A new central government subsidy program will be used to try to break the deadlock in Okinawa Prefecture over the controversial relocation of U.S. Marine Corps Air Station Futenma.
The Cabinet of Prime Minister Yoshihiko Noda is under intense pressure from Washington to show tangible results on the stalled relocation, and on Sept. 26 Noda announced that strings dictating how Okinawa should spend development support subsidies from the central government would be removed.
Okinawan politicians have long campaigned for restrictions on the subsidies to go, allowing them a freer hand to decide the island's development goals.
But, while some Tokyo insiders see the subsidy concession as a way of getting local acquiescence for the military base move, Okinawa Governor Hirokazu Nakaima is steadfastly insisting that the two issues are totally unconnected.
After learning of the new subsidy program on Sept. 26, Nakaima told journalists: "Relocation of Futenma airfield is a separate issue (from new subsidies). It is questionable to link the subsidy program and relocation."
The Okinawa Policy Council meeting at which Noda announced the new subsidy structure was scheduled before the end of September, when the budget request for fiscal 2012 will be submitted, in an effort to build support in Okinawa and help grease the wheels for the relocation of the U.S. airfield in Ginowan to the Henoko district of Nago in the same prefecture. U.S. President Barack Obama pressed Noda for specific results on the Futenma issue at a meeting on Sept. 21.

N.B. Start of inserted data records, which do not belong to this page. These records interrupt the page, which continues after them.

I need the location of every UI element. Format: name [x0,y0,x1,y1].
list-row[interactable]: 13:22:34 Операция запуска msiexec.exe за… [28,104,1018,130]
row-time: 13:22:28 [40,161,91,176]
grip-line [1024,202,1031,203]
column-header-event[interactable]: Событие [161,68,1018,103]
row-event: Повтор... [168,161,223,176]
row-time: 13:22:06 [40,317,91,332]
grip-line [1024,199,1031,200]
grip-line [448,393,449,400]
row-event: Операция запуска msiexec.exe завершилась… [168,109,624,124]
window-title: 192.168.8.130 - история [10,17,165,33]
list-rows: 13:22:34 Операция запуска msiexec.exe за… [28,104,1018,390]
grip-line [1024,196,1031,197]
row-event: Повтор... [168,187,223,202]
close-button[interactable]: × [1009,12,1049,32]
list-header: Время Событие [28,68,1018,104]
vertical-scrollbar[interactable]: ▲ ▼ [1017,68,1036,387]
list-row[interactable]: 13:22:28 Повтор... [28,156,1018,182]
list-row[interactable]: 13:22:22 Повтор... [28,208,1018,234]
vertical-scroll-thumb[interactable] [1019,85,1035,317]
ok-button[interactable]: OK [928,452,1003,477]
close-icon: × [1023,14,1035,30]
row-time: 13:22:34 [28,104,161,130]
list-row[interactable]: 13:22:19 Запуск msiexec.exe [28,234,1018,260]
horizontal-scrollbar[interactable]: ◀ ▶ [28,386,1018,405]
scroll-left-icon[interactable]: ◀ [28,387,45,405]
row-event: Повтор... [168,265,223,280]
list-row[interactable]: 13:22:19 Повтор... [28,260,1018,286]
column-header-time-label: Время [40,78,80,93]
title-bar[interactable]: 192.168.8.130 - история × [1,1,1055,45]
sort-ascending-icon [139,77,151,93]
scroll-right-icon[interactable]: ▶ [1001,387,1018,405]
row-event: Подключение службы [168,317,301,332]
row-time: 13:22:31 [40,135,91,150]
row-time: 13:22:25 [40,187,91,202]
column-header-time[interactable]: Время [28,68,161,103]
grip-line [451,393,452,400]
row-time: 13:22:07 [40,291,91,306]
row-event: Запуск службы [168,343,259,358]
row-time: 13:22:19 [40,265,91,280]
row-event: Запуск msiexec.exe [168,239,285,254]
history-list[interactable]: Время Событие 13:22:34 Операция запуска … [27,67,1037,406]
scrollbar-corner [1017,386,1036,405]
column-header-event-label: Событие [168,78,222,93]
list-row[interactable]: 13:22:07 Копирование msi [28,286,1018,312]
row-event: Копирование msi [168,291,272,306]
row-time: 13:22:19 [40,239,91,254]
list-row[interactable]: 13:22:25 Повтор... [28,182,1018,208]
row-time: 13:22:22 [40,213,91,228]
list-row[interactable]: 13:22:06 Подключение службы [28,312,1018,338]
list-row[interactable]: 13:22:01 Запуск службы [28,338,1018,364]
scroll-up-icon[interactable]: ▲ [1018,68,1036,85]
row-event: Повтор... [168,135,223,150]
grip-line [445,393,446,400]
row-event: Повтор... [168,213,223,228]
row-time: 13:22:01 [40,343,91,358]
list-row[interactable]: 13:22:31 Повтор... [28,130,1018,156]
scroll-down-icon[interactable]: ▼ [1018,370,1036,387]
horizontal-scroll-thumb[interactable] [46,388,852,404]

Chief Cabinet Secretary Osamu Fujimura stressed the novelty of the subsidy initiative on Sept. 26: "We have proposed untied subsidies, a pending issue, for the first time," he said. "We started to move forward this morning."
However, there is skepticism in the ruling Democratic Party of Japan and on Okinawa over whether the subsidy concessions will give Noda the momentum he needs.